You may be wondering: Will the media publish anything Vice says? The answer: Yeah, pretty much.
You may also be wondering: How can Viceland re-imagine the TV commercial? The answer is less clear, and Vice declined to elaborate when we asked yesterday. Assuming Vice doesn't just mean whole TV series promoting the underwriters, here are three theories for the opportunities that everyone else is missing but will soon appear in Vice sales presentations:
• Millenializationizing. Everyone knows marketers are desperate to reach millennials. Vice targets millennials and so will Viceland commercials, which is great news for marketers, because by spending money on Viceland commercial time, brands can seamlessly and organically millennialize their marketing spend, which will in turn millennialize viewers' purchase intent, resulting in rising levels of purchases by millennials -- and thus millennialized corporate earnings as well as millennialized PowerPoint slides (with, for instance, pie charts showing projections of rising millennial-centric sales year-over-year), which will be a hit in boardrooms across the land.
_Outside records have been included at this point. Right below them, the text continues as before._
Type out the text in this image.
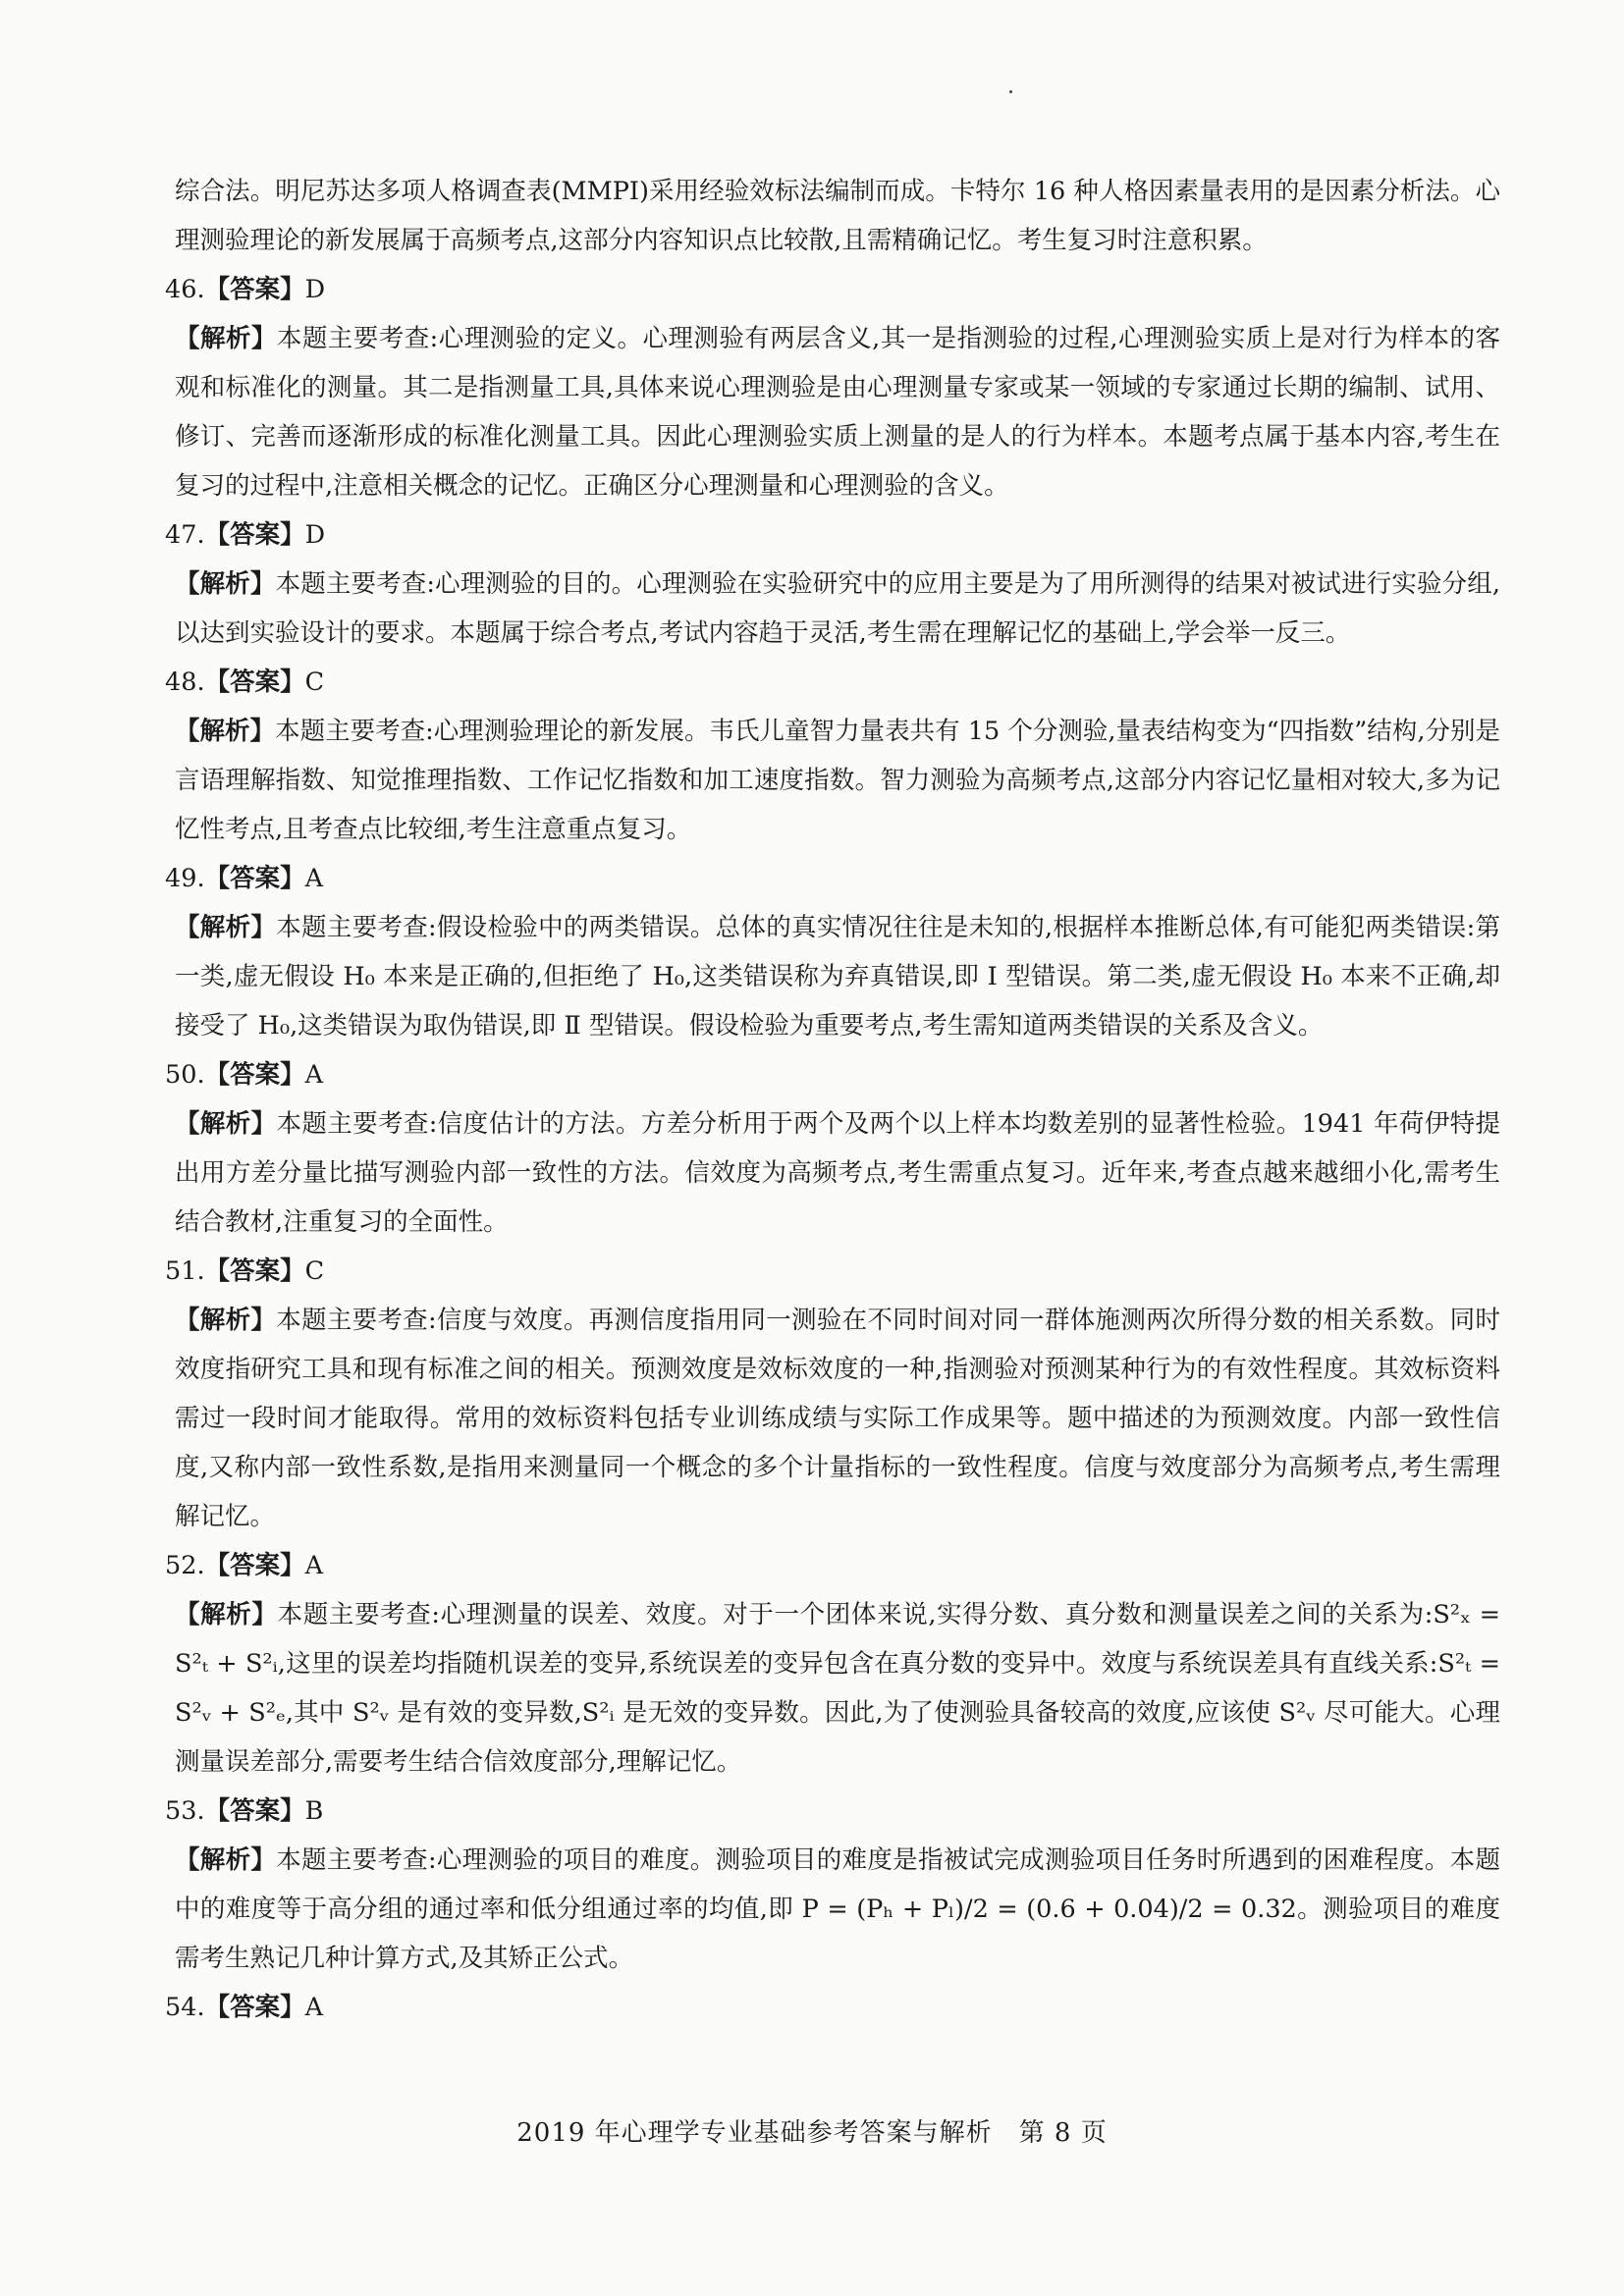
综合法。明尼苏达多项人格调查表(MMPI)采用经验效标法编制而成。卡特尔 16 种人格因素量表用的是因素分析法。心理测验理论的新发展属于高频考点,这部分内容知识点比较散,且需精确记忆。考生复习时注意积累。

46.【答案】D

【解析】本题主要考查:心理测验的定义。心理测验有两层含义,其一是指测验的过程,心理测验实质上是对行为样本的客观和标准化的测量。其二是指测量工具,具体来说心理测验是由心理测量专家或某一领域的专家通过长期的编制、试用、修订、完善而逐渐形成的标准化测量工具。因此心理测验实质上测量的是人的行为样本。本题考点属于基本内容,考生在复习的过程中,注意相关概念的记忆。正确区分心理测量和心理测验的含义。

47.【答案】D

【解析】本题主要考查:心理测验的目的。心理测验在实验研究中的应用主要是为了用所测得的结果对被试进行实验分组,以达到实验设计的要求。本题属于综合考点,考试内容趋于灵活,考生需在理解记忆的基础上,学会举一反三。

48.【答案】C

【解析】本题主要考查:心理测验理论的新发展。韦氏儿童智力量表共有 15 个分测验,量表结构变为“四指数”结构,分别是言语理解指数、知觉推理指数、工作记忆指数和加工速度指数。智力测验为高频考点,这部分内容记忆量相对较大,多为记忆性考点,且考查点比较细,考生注意重点复习。

49.【答案】A

【解析】本题主要考查:假设检验中的两类错误。总体的真实情况往往是未知的,根据样本推断总体,有可能犯两类错误:第一类,虚无假设 H₀ 本来是正确的,但拒绝了 H₀,这类错误称为弃真错误,即 Ⅰ 型错误。第二类,虚无假设 H₀ 本来不正确,却接受了 H₀,这类错误为取伪错误,即 Ⅱ 型错误。假设检验为重要考点,考生需知道两类错误的关系及含义。

50.【答案】A

【解析】本题主要考查:信度估计的方法。方差分析用于两个及两个以上样本均数差别的显著性检验。1941 年荷伊特提出用方差分量比描写测验内部一致性的方法。信效度为高频考点,考生需重点复习。近年来,考查点越来越细小化,需考生结合教材,注重复习的全面性。

51.【答案】C

【解析】本题主要考查:信度与效度。再测信度指用同一测验在不同时间对同一群体施测两次所得分数的相关系数。同时效度指研究工具和现有标准之间的相关。预测效度是效标效度的一种,指测验对预测某种行为的有效性程度。其效标资料需过一段时间才能取得。常用的效标资料包括专业训练成绩与实际工作成果等。题中描述的为预测效度。内部一致性信度,又称内部一致性系数,是指用来测量同一个概念的多个计量指标的一致性程度。信度与效度部分为高频考点,考生需理解记忆。

52.【答案】A

【解析】本题主要考查:心理测量的误差、效度。对于一个团体来说,实得分数、真分数和测量误差之间的关系为:S²ₓ = S²ₜ + S²ᵢ,这里的误差均指随机误差的变异,系统误差的变异包含在真分数的变异中。效度与系统误差具有直线关系:S²ₜ = S²ᵥ + S²ₑ,其中 S²ᵥ 是有效的变异数,S²ᵢ 是无效的变异数。因此,为了使测验具备较高的效度,应该使 S²ᵥ 尽可能大。心理测量误差部分,需要考生结合信效度部分,理解记忆。

53.【答案】B

【解析】本题主要考查:心理测验的项目的难度。测验项目的难度是指被试完成测验项目任务时所遇到的困难程度。本题中的难度等于高分组的通过率和低分组通过率的均值,即 P = (Pₕ + Pₗ)/2 = (0.6 + 0.04)/2 = 0.32。测验项目的难度需考生熟记几种计算方式,及其矫正公式。

54.【答案】A

2019 年心理学专业基础参考答案与解析　第 8 页
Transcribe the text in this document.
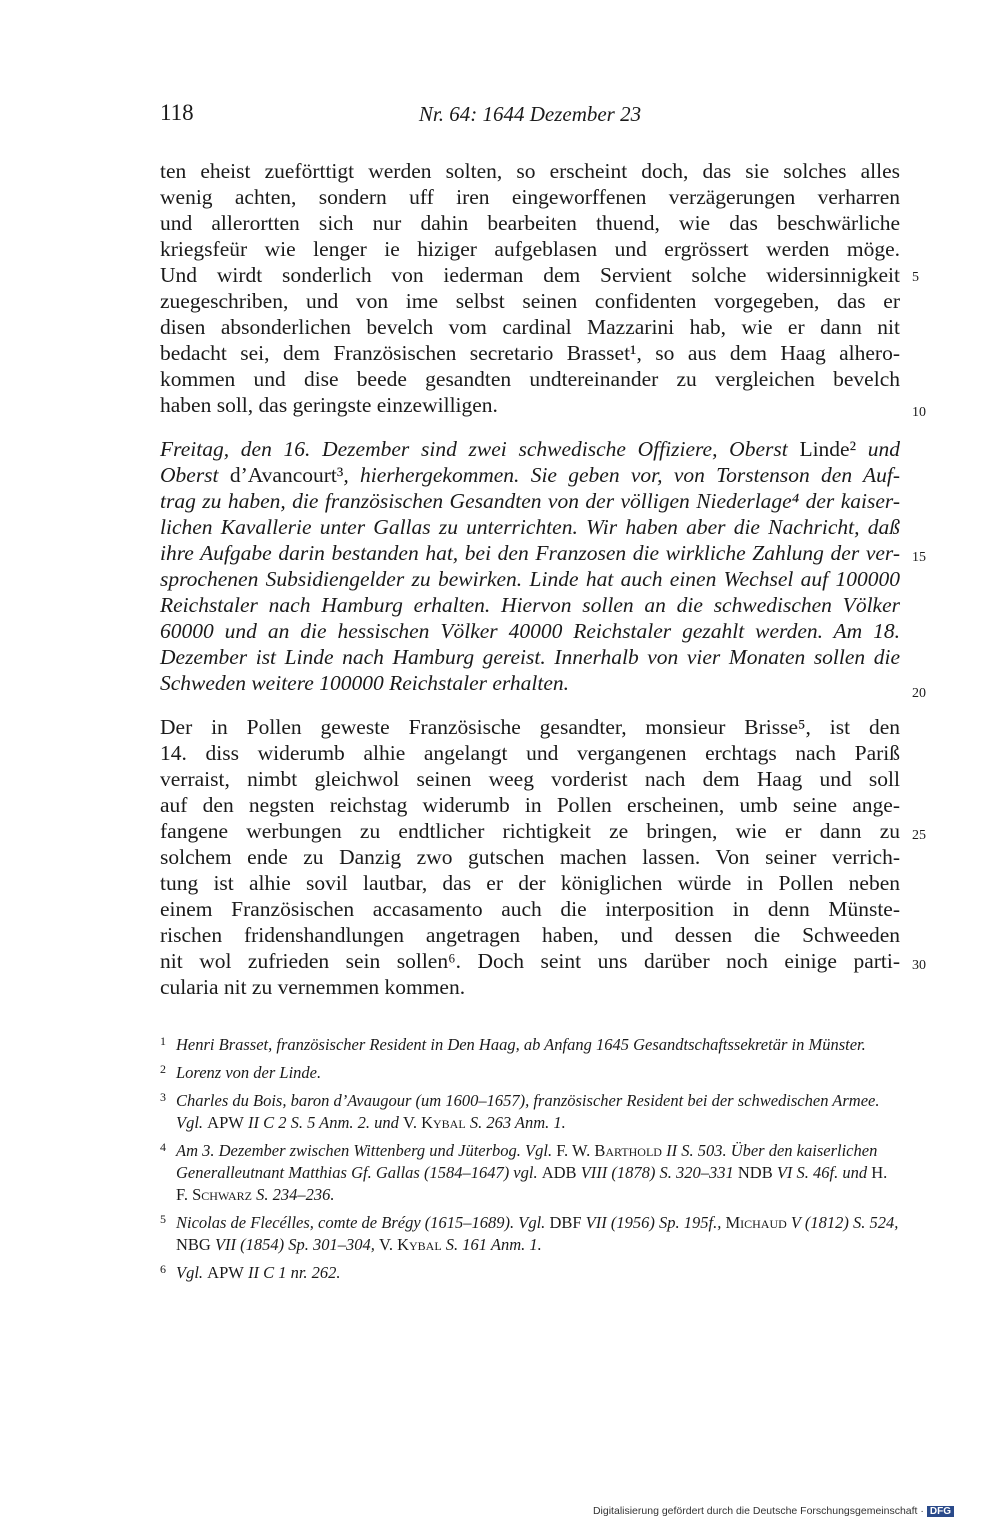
118	Nr. 64: 1644 Dezember 23
ten eheist zueförttigt werden solten, so erscheint doch, das sie solches alles
wenig achten, sondern uff iren eingeworffenen verzägerungen verharren
und allerortten sich nur dahin bearbeiten thuend, wie das beschwärliche
kriegsfeür wie lenger ie hiziger aufgeblasen und ergrössert werden möge.
Und wirdt sonderlich von iederman dem Servient solche widersinnigkeit
zuegeschriben, und von ime selbst seinen confidenten vorgegeben, das er
disen absonderlichen bevelch vom cardinal Mazzarini hab, wie er dann nit
bedacht sei, dem Französischen secretario Brasset¹, so aus dem Haag alhero-
kommen und dise beede gesandten undtereinander zu vergleichen bevelch
haben soll, das geringste einzewilligen.
Freitag, den 16. Dezember sind zwei schwedische Offiziere, Oberst Linde² und
Oberst d’Avancourt³, hierhergekommen. Sie geben vor, von Torstenson den Auf-
trag zu haben, die französischen Gesandten von der völligen Niederlage⁴ der kaiser-
lichen Kavallerie unter Gallas zu unterrichten. Wir haben aber die Nachricht, daß
ihre Aufgabe darin bestanden hat, bei den Franzosen die wirkliche Zahlung der ver-
sprochenen Subsidiengelder zu bewirken. Linde hat auch einen Wechsel auf 100000
Reichstaler nach Hamburg erhalten. Hiervon sollen an die schwedischen Völker
60000 und an die hessischen Völker 40000 Reichstaler gezahlt werden. Am 18.
Dezember ist Linde nach Hamburg gereist. Innerhalb von vier Monaten sollen die
Schweden weitere 100000 Reichstaler erhalten.
Der in Pollen geweste Französische gesandter, monsieur Brisse⁵, ist den
14. diss widerumb alhie angelangt und vergangenen erchtags nach Pariß
verraist, nimbt gleichwol seinen weeg vorderist nach dem Haag und soll
auf den negsten reichstag widerumb in Pollen erscheinen, umb seine ange-
fangene werbungen zu endtlicher richtigkeit ze bringen, wie er dann zu
solchem ende zu Danzig zwo gutschen machen lassen. Von seiner verrich-
tung ist alhie sovil lautbar, das er der königlichen würde in Pollen neben
einem Französischen accasamento auch die interposition in denn Münste-
rischen fridenshandlungen angetragen haben, und dessen die Schweeden
nit wol zufrieden sein sollen⁶. Doch seint uns darüber noch einige parti-
cularia nit zu vernemmen kommen.
5
10
15
20
25
30
1 Henri Brasset, französischer Resident in Den Haag, ab Anfang 1645 Gesandtschaftssekretär in Münster.
2 Lorenz von der Linde.
3 Charles du Bois, baron d’Avaugour (um 1600–1657), französischer Resident bei der schwedischen Armee. Vgl. APW II C 2 S. 5 Anm. 2. und V. Kybal S. 263 Anm. 1.
4 Am 3. Dezember zwischen Wittenberg und Jüterbog. Vgl. F. W. Barthold II S. 503. Über den kaiserlichen Generalleutnant Matthias Gf. Gallas (1584–1647) vgl. ADB VIII (1878) S. 320–331 NDB VI S. 46f. und H. F. Schwarz S. 234–236.
5 Nicolas de Flecélles, comte de Brégy (1615–1689). Vgl. DBF VII (1956) Sp. 195f., Michaud V (1812) S. 524, NBG VII (1854) Sp. 301–304, V. Kybal S. 161 Anm. 1.
6 Vgl. APW II C 1 nr. 262.
Digitalisierung gefördert durch die Deutsche Forschungsgemeinschaft · DFG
• The 'Snapchat of TV commercials.' Everyone also knows millennials love fleeting media that quickly vanishes -- even if it doesn't really vanish. By pioneering a new disappearing-TV-commercial format, Viceland will enable viewers to experience a full hour of uninterrupted programming per 60-minute block. Actually, make that seemingly uninterrupted -- because the commercials were there at one point, they just disappeared!* Millennials (who, of course, hate commercials) will be incredibly appreciative that Viceland sponsors didn't bombard them with unwanted, interruptive marketing messages -- so appreciative, in fact, that sponsors' positive brand perception ratings will be off the charts**, which, of course, will also be great fodder for boardroom-ready PowerPoint slides.
• The 'Tinder of TV commercials.' If the Snapchat-of-commercials approach doesn't work and advertisers demand that Viceland actually show non-vanished ads, Viceland can help those advertisers better understand the elusive millennial market while also enabling millennials to engage in an authentic real-time conversation with brands. How? By allowing viewers to swipe right if they like an ad, and left if they don't. For now, the technology works best on smartphones, though Viceland will enter into discussions with Samsung to introduce a swipe-enabled brand of Viceland TVs for the home. (Non-TV-owning millennials will buy them for either ironic or nostalgic reasons, like how they keep buying record players and vinyl.) Ads that are swiped right will keep playing while those swiped left will stop; in a Big Data play, Viceland will be able to sell troves of left/right data to brands and agencies.***
*according to Vice CEO Shane Smith
**according to Viceland's research department
***according to ... oh, I don't know, Wall Street analysts, maybe? Honestly, I didn't expect you to read this far. Move along now -- nothing to see here.